Unlike the broad-wavelength white light the FPI uses to generate the rows of dots for our frequency comb, the light from Exoplanets Laser is already tuned to a narrow, super-precise wavelength. As a result, the laser light coming through the FPI creates a single, constant dot that won't shift, since we don't expect the fundamental nature of atoms to change anytime soon. Once we have this known dot, the FPI's white light is turned on, et voilà!  We have a perfectly aligned calibration spectrum centered on our known dot—accurate to an almost unfathomable scale. Every night, the laser will be tuned to the same, ultra-precise wavelength, giving us a precise calibration system that won't change over time.

Exoplanets Laser prototype
Exoplanets Laser prototype A prototype of the Exoplanets Laser system sits in a laboratory at Yale University.Image: Yale University Exoplanets Group

The system we've just described is said to be "single-locked." The Exoplanets Laser is locked to the jumping iodine electrons, and the FPI frequency comb is locked to the Exoplanets Laser. In early 2015, this single-locked system was tested using the CHIRON spectrometer (another Yale Exoplanets Group project) on the 1.5-meter telescope at the Cerro Tololo Inter-American Observatory (CTIO) in northern Chile. 

After that, Fischer and McCracken installed the calibration system on EXPRES at the Lowell Discovery Telescope in Arizona. But before they did that, they refined the system further. The single-locked system still had a few single points of failure. What if the spectrometer reads the excited iodine electrons incorrectly? What if the Exoplanets Laser tells us it's locked to the iodine wavelength when it really isn't? 

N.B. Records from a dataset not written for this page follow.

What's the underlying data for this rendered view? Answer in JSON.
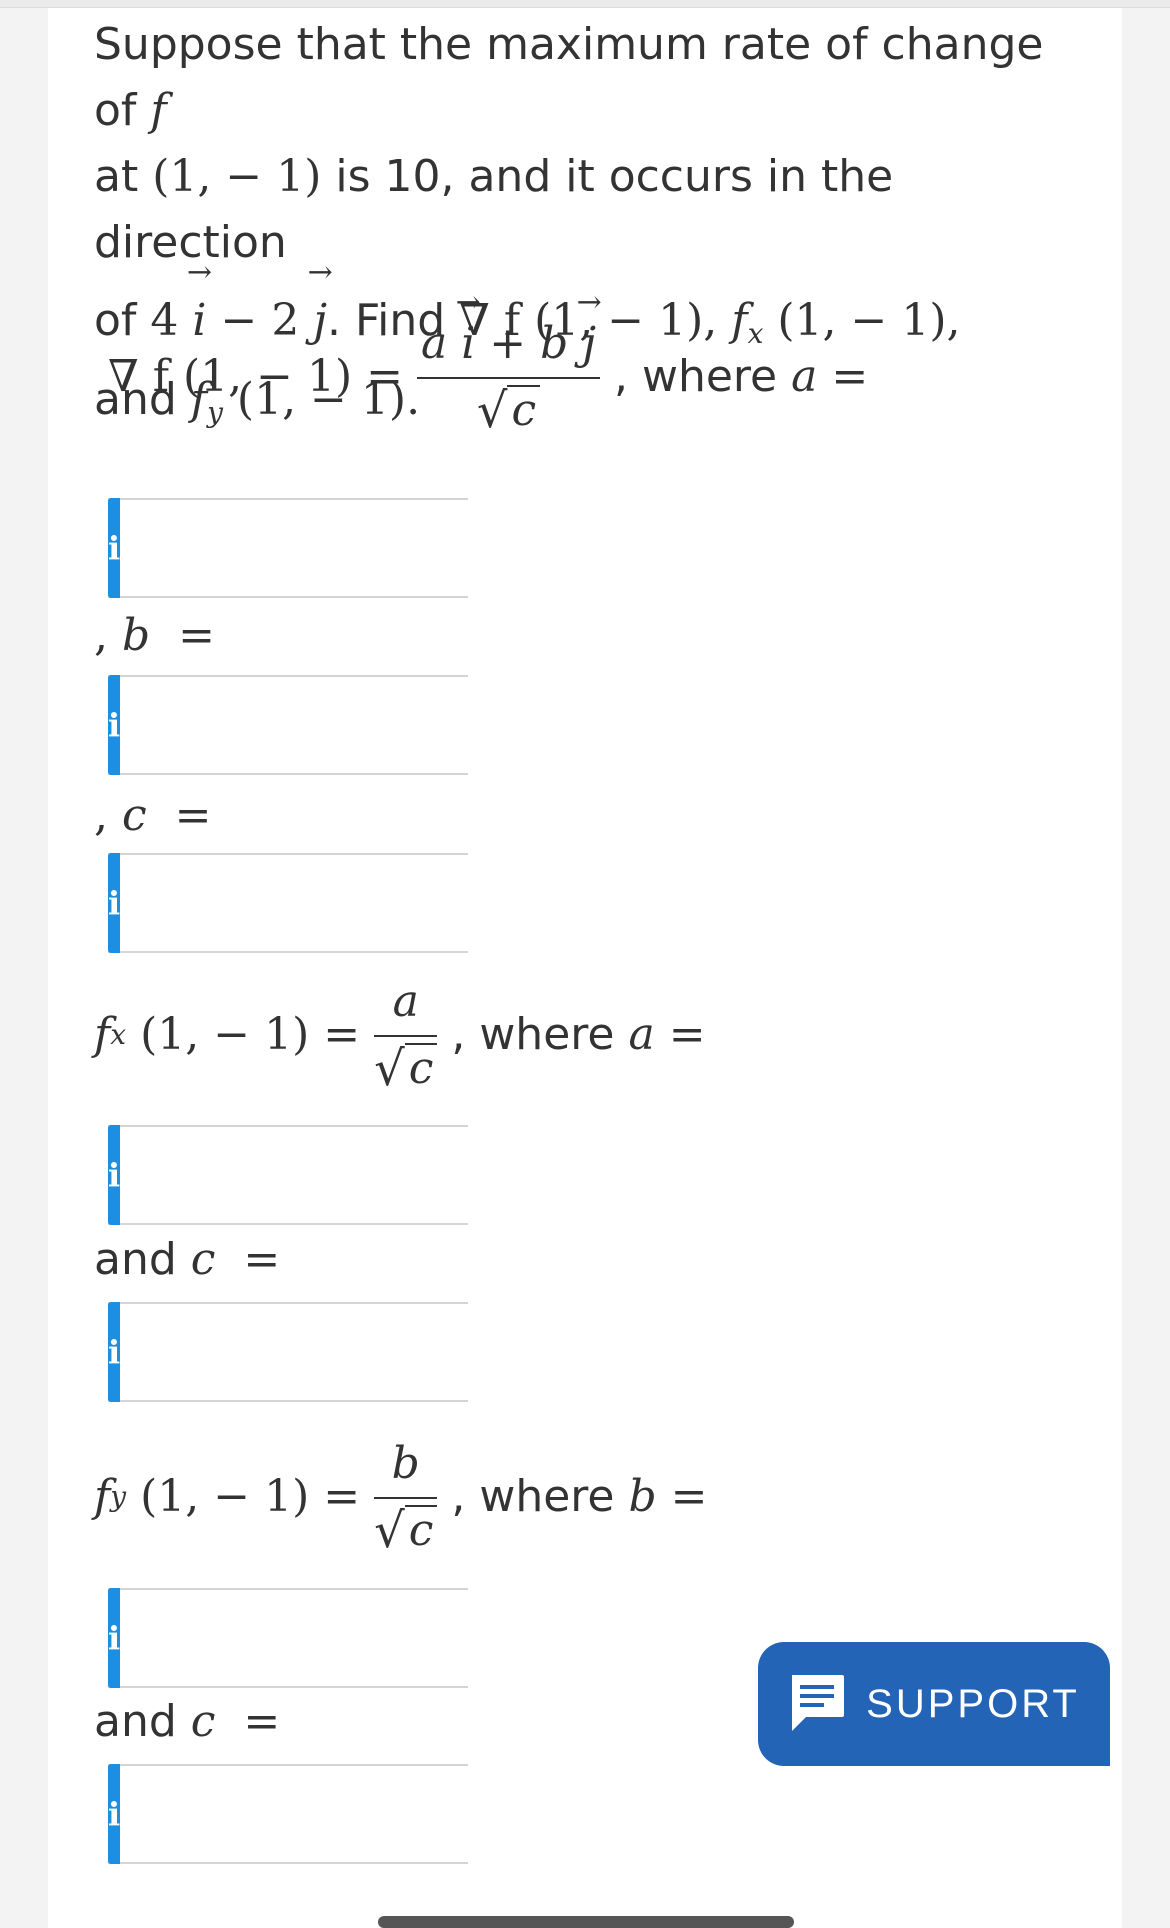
{
  "problem": {
    "intro": "Suppose that the maximum rate of change of",
    "f": "f",
    "at": "at",
    "point": "(1,  − 1)",
    "is_text": "is 10, and it occurs in the direction",
    "of": "of",
    "coef1": "4",
    "i": "i",
    "minus2": "− 2",
    "j": "j",
    "find": ". Find",
    "grad_f": "∇ f",
    "sep1": ",",
    "fx": "f",
    "x": "x",
    "sep2": ",",
    "and": "and",
    "fy": "f",
    "y": "y",
    "end": ".",
    "arrow": "→"
  },
  "row1": {
    "lhs": "∇ f (1,  − 1)  =",
    "num_a": "a",
    "num_i": "i",
    "num_plus": "+",
    "num_b": "b",
    "num_j": "j",
    "den_c": "c",
    "where_text": ", where",
    "var": "a",
    "eq": "="
  },
  "label_b": {
    "comma": ",",
    "var": "b",
    "eq": "="
  },
  "label_c": {
    "comma": ",",
    "var": "c",
    "eq": "="
  },
  "row2": {
    "f": "f",
    "sub": "x",
    "args": "(1,  − 1)  =",
    "num": "a",
    "den": "c",
    "where_text": ", where",
    "var": "a",
    "eq": "="
  },
  "label_and_c1": {
    "text": "and",
    "var": "c",
    "eq": "="
  },
  "row3": {
    "f": "f",
    "sub": "y",
    "args": "(1,  − 1)  =",
    "num": "b",
    "den": "c",
    "where_text": ", where",
    "var": "b",
    "eq": "="
  },
  "label_and_c2": {
    "text": "and",
    "var": "c",
    "eq": "="
  },
  "info_icon": "i",
  "inputs": {
    "v1": "",
    "v2": "",
    "v3": "",
    "v4": "",
    "v5": "",
    "v6": "",
    "v7": ""
  },
  "support": {
    "label": "SUPPORT"
  },
  "colors": {
    "info": "#1c8fe3",
    "support": "#2364b6"
  }
}
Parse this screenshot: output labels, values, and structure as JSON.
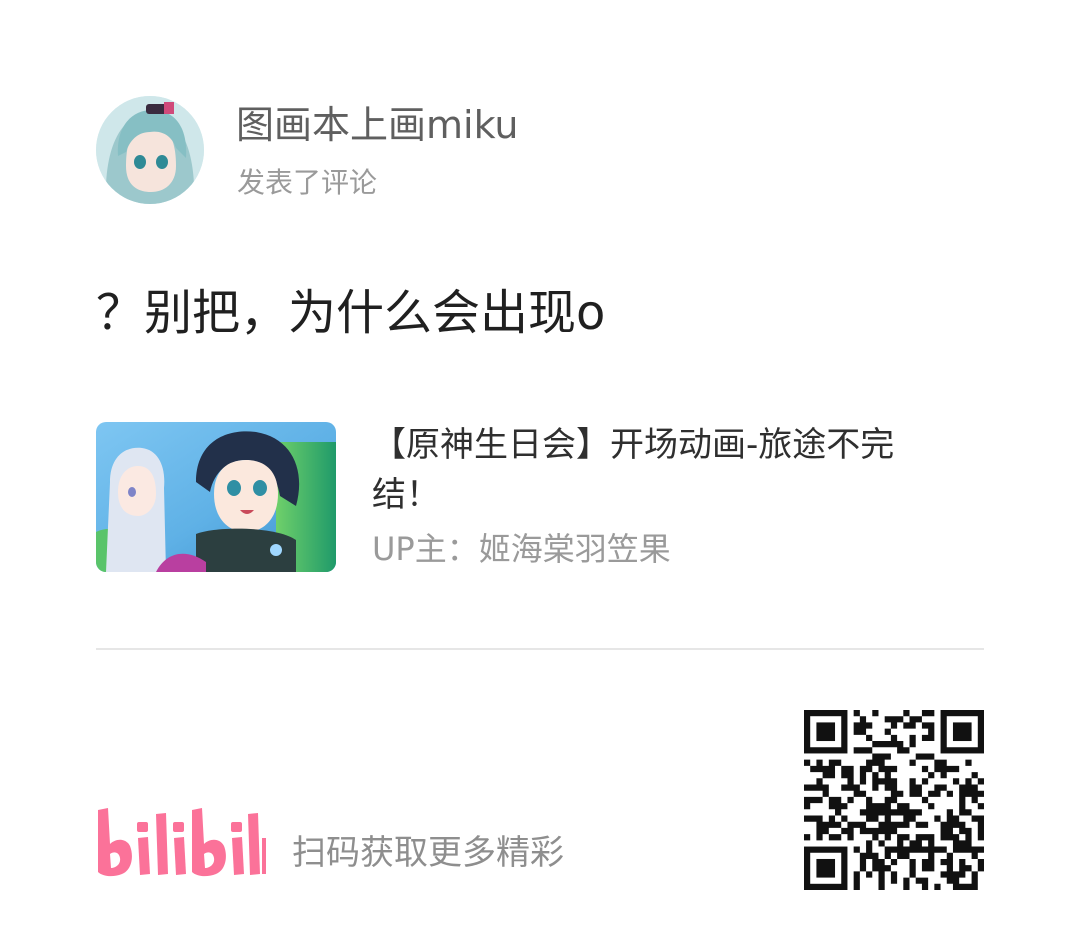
{
  "author": {
    "name": "图画本上画miku",
    "action": "发表了评论"
  },
  "comment": {
    "text": "？别把，为什么会出现o"
  },
  "video": {
    "title": "【原神生日会】开场动画-旅途不完结！",
    "up_line": "UP主：姬海棠羽笠果"
  },
  "footer": {
    "logo_text": "bilibili",
    "slogan": "扫码获取更多精彩"
  },
  "colors": {
    "brand_pink": "#fb7299",
    "text_primary": "#202020",
    "text_secondary": "#9a9a9a",
    "divider": "#e6e6e6"
  }
}
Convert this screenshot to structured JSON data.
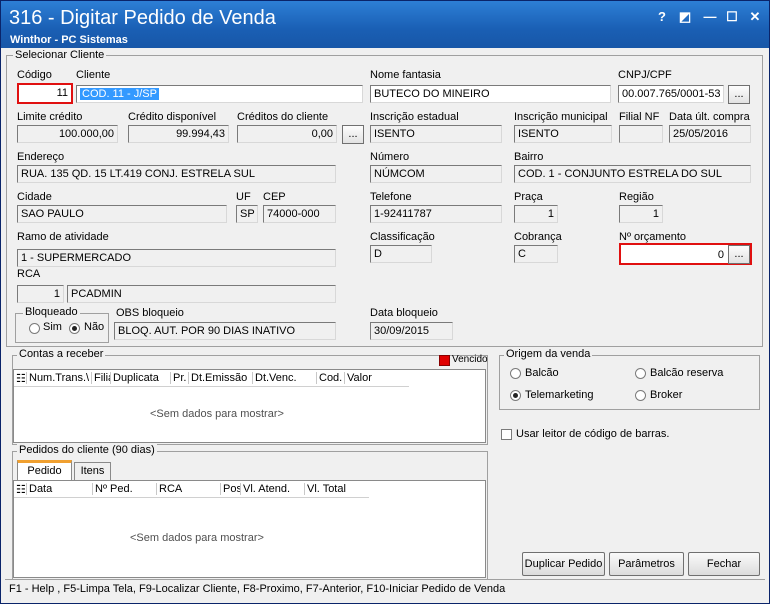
{
  "window": {
    "title": "316 - Digitar Pedido de Venda",
    "subtitle": "Winthor - PC Sistemas",
    "help_glyph": "?",
    "restore_glyph": "◩",
    "minimize_glyph": "—",
    "maximize_glyph": "☐",
    "close_glyph": "✕"
  },
  "client": {
    "group_title": "Selecionar Cliente",
    "codigo_label": "Código",
    "codigo_value": "11",
    "cliente_label": "Cliente",
    "cliente_value": "COD. 11 - J/SP",
    "fantasia_label": "Nome fantasia",
    "fantasia_value": "BUTECO DO MINEIRO",
    "cnpj_label": "CNPJ/CPF",
    "cnpj_value": "00.007.765/0001-53",
    "limite_label": "Limite crédito",
    "limite_value": "100.000,00",
    "credito_label": "Crédito disponível",
    "credito_value": "99.994,43",
    "creditos_label": "Créditos do cliente",
    "creditos_value": "0,00",
    "ie_label": "Inscrição estadual",
    "ie_value": "ISENTO",
    "im_label": "Inscrição municipal",
    "im_value": "ISENTO",
    "filial_label": "Filial NF",
    "filial_value": "",
    "data_ult_label": "Data últ. compra",
    "data_ult_value": "25/05/2016",
    "endereco_label": "Endereço",
    "endereco_value": "RUA. 135 QD. 15 LT.419 CONJ. ESTRELA SUL",
    "numero_label": "Número",
    "numero_value": "NÚMCOM",
    "bairro_label": "Bairro",
    "bairro_value": "COD. 1 - CONJUNTO ESTRELA DO SUL",
    "cidade_label": "Cidade",
    "cidade_value": "SAO PAULO",
    "uf_label": "UF",
    "uf_value": "SP",
    "cep_label": "CEP",
    "cep_value": "74000-000",
    "telefone_label": "Telefone",
    "telefone_value": "1-92411787",
    "praca_label": "Praça",
    "praca_value": "1",
    "regiao_label": "Região",
    "regiao_value": "1",
    "ramo_label": "Ramo de atividade",
    "ramo_value": "1 - SUPERMERCADO",
    "classificacao_label": "Classificação",
    "classificacao_value": "D",
    "cobranca_label": "Cobrança",
    "cobranca_value": "C",
    "orcamento_label": "Nº orçamento",
    "orcamento_value": "0",
    "rca_label": "RCA",
    "rca_code": "1",
    "rca_name": "PCADMIN",
    "bloqueado_label": "Bloqueado",
    "sim_label": "Sim",
    "nao_label": "Não",
    "obs_label": "OBS bloqueio",
    "obs_value": "BLOQ. AUT. POR 90 DIAS INATIVO",
    "data_bloq_label": "Data bloqueio",
    "data_bloq_value": "30/09/2015",
    "ellipsis": "..."
  },
  "contas": {
    "title": "Contas a receber",
    "vencido_label": "Vencido",
    "vencido_color": "#e00000",
    "columns": [
      "Num.Trans.\\",
      "Filia",
      "Duplicata",
      "Pr.",
      "Dt.Emissão",
      "Dt.Venc.",
      "Cod.",
      "Valor"
    ],
    "empty": "<Sem dados para mostrar>"
  },
  "origem": {
    "title": "Origem da venda",
    "options": [
      "Balcão",
      "Balcão reserva",
      "Telemarketing",
      "Broker"
    ],
    "selected": "Telemarketing",
    "barcode_label": "Usar leitor de código de barras."
  },
  "pedidos": {
    "title": "Pedidos do cliente (90 dias)",
    "tabs": [
      "Pedido",
      "Itens"
    ],
    "columns": [
      "Data",
      "Nº Ped.",
      "RCA",
      "Pos",
      "Vl. Atend.",
      "Vl. Total"
    ],
    "empty": "<Sem dados para mostrar>"
  },
  "buttons": {
    "duplicar": "Duplicar Pedido",
    "parametros": "Parâmetros",
    "fechar": "Fechar"
  },
  "status": "F1 - Help , F5-Limpa Tela, F9-Localizar Cliente, F8-Proximo, F7-Anterior, F10-Iniciar Pedido de Venda"
}
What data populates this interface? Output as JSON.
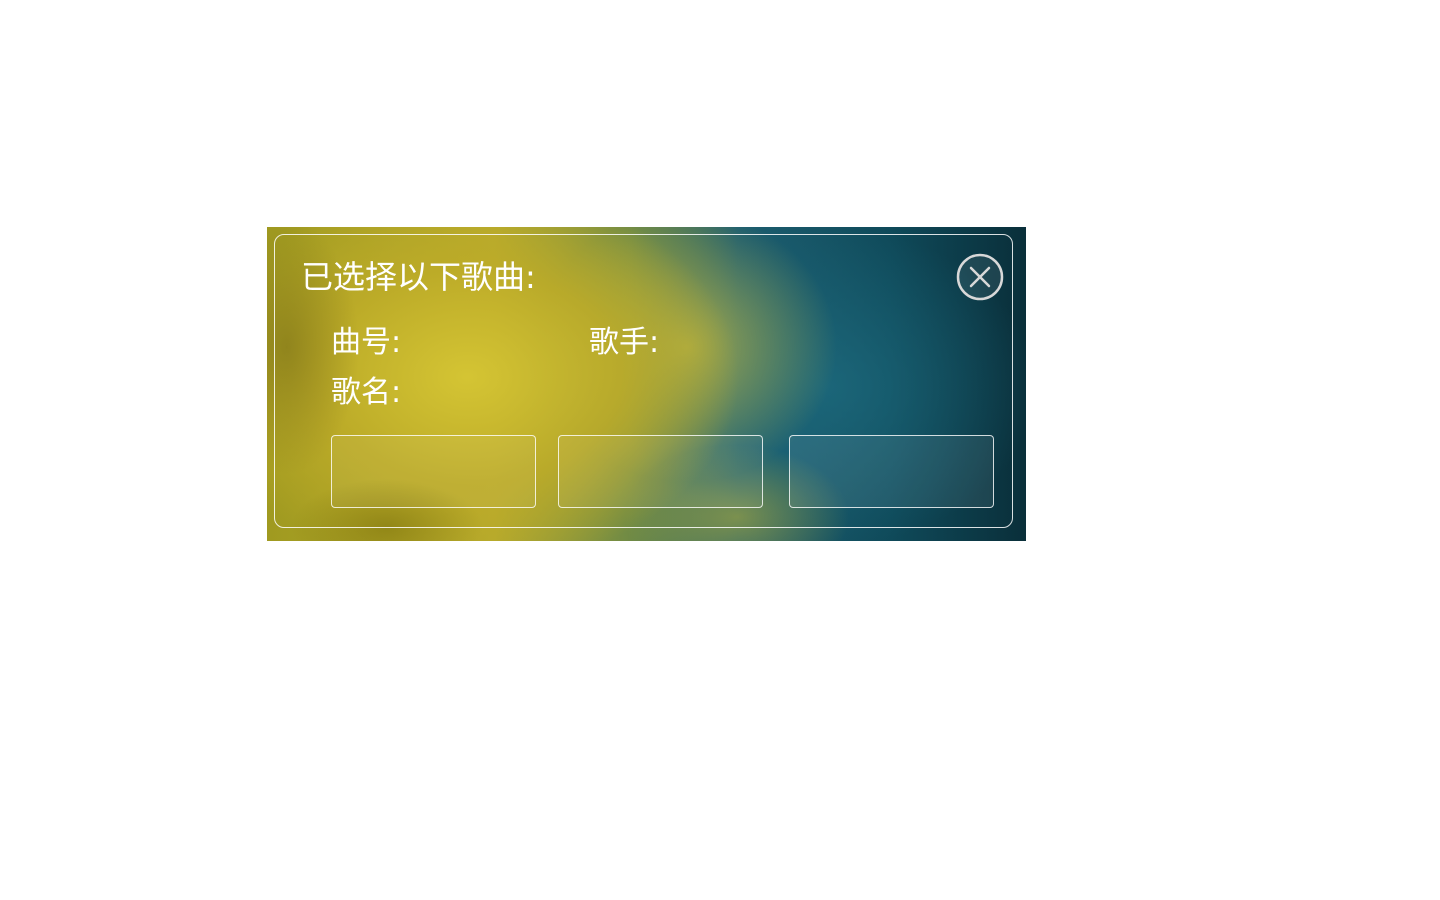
{
  "dialog": {
    "title": "已选择以下歌曲:",
    "close_icon": "close-circle-icon",
    "fields": {
      "track_no_label": "曲号:",
      "track_no_value": "",
      "singer_label": "歌手:",
      "singer_value": "",
      "song_name_label": "歌名:",
      "song_name_value": ""
    },
    "buttons": [
      {
        "label": ""
      },
      {
        "label": ""
      },
      {
        "label": ""
      }
    ]
  }
}
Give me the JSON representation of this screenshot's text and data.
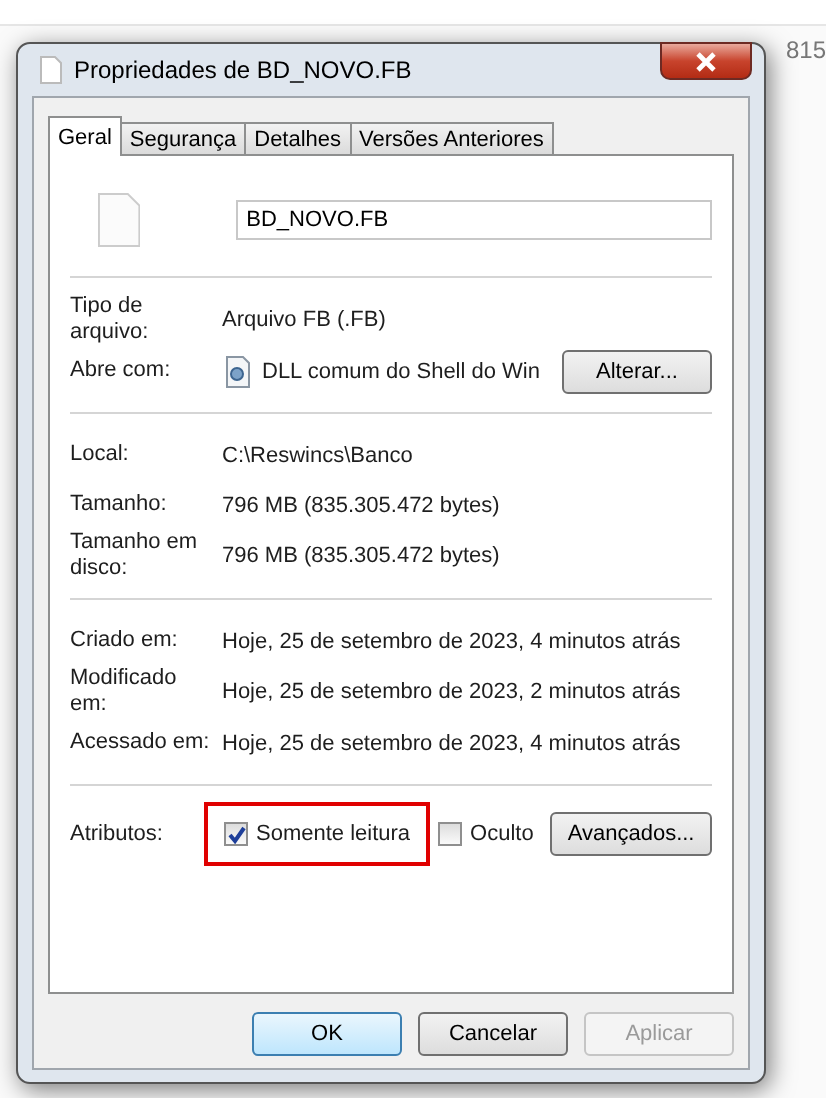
{
  "background": {
    "size_text": "815"
  },
  "window": {
    "title": "Propriedades de BD_NOVO.FB"
  },
  "tabs": [
    {
      "label": "Geral",
      "selected": true
    },
    {
      "label": "Segurança",
      "selected": false
    },
    {
      "label": "Detalhes",
      "selected": false
    },
    {
      "label": "Versões Anteriores",
      "selected": false
    }
  ],
  "file_name": "BD_NOVO.FB",
  "sections": [
    {
      "rows": [
        {
          "kind": "text",
          "label": "Tipo de arquivo:",
          "value": "Arquivo FB (.FB)"
        },
        {
          "kind": "app",
          "label": "Abre com:",
          "value": "DLL comum do Shell do Win",
          "button": "Alterar..."
        }
      ]
    },
    {
      "rows": [
        {
          "kind": "text",
          "label": "Local:",
          "value": "C:\\Reswincs\\Banco"
        },
        {
          "kind": "text",
          "label": "Tamanho:",
          "value": "796 MB (835.305.472 bytes)"
        },
        {
          "kind": "text",
          "label": "Tamanho em disco:",
          "value": "796 MB (835.305.472 bytes)"
        }
      ]
    },
    {
      "rows": [
        {
          "kind": "text",
          "label": "Criado em:",
          "value": "Hoje, 25 de setembro de 2023, 4 minutos atrás"
        },
        {
          "kind": "text",
          "label": "Modificado em:",
          "value": "Hoje, 25 de setembro de 2023, 2 minutos atrás"
        },
        {
          "kind": "text",
          "label": "Acessado em:",
          "value": "Hoje, 25 de setembro de 2023, 4 minutos atrás"
        }
      ]
    }
  ],
  "attributes": {
    "label": "Atributos:",
    "options": [
      {
        "label": "Somente leitura",
        "checked": true,
        "highlighted": true
      },
      {
        "label": "Oculto",
        "checked": false,
        "highlighted": false
      }
    ],
    "button": "Avançados..."
  },
  "buttons": [
    {
      "label": "OK",
      "default": true,
      "disabled": false
    },
    {
      "label": "Cancelar",
      "default": false,
      "disabled": false
    },
    {
      "label": "Aplicar",
      "default": false,
      "disabled": true
    }
  ]
}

To remove these uncertainties, the final calibration system uses three, separate single-locked systems. The entire process described above will be duplicated three times: three Exoplanets Lasers, three iodine cells, three spectroscopes, three FPIs, and three frequency combs. We call the result a "triple-locked" system. Remember, 650 nanometers is just one of the frequencies at which iodine electrons get excited. The additional two Exoplanets Lasers were tuned to prominent iodine wavelengths on opposite sides of the 650 mark. This created three known dots with three overlapping frequency combs. If one of the lasers or spectrometers acts up, the frequency combs will fall out of sync with one another, and the astronomers watching for star wobbles will know their spectra ruler has a problem.

There's also a more practical reason for using a triple-locked system: EXPRES can record accurate starlight data with just two frequency combs. Since observatories tend to be in remote areas (the Lowell Discovery Telescope sits on a 7,500-foot mountain peak, 40 miles from Flagstaff, Arizona), it can take days or even weeks to fix faulty equipment. With a triple-locked system, the system can continue to operate with two calibration units while the third awaits repairs.

Yale's triple-locked calibration system is the first of its kind. And after being installed on EXPRES, the Lowell Discovery Telescope became one of the most precise exoplanet-hunting instruments in the entire world. At The Planetary Society, we're excited to have contributed to such cutting-edge research.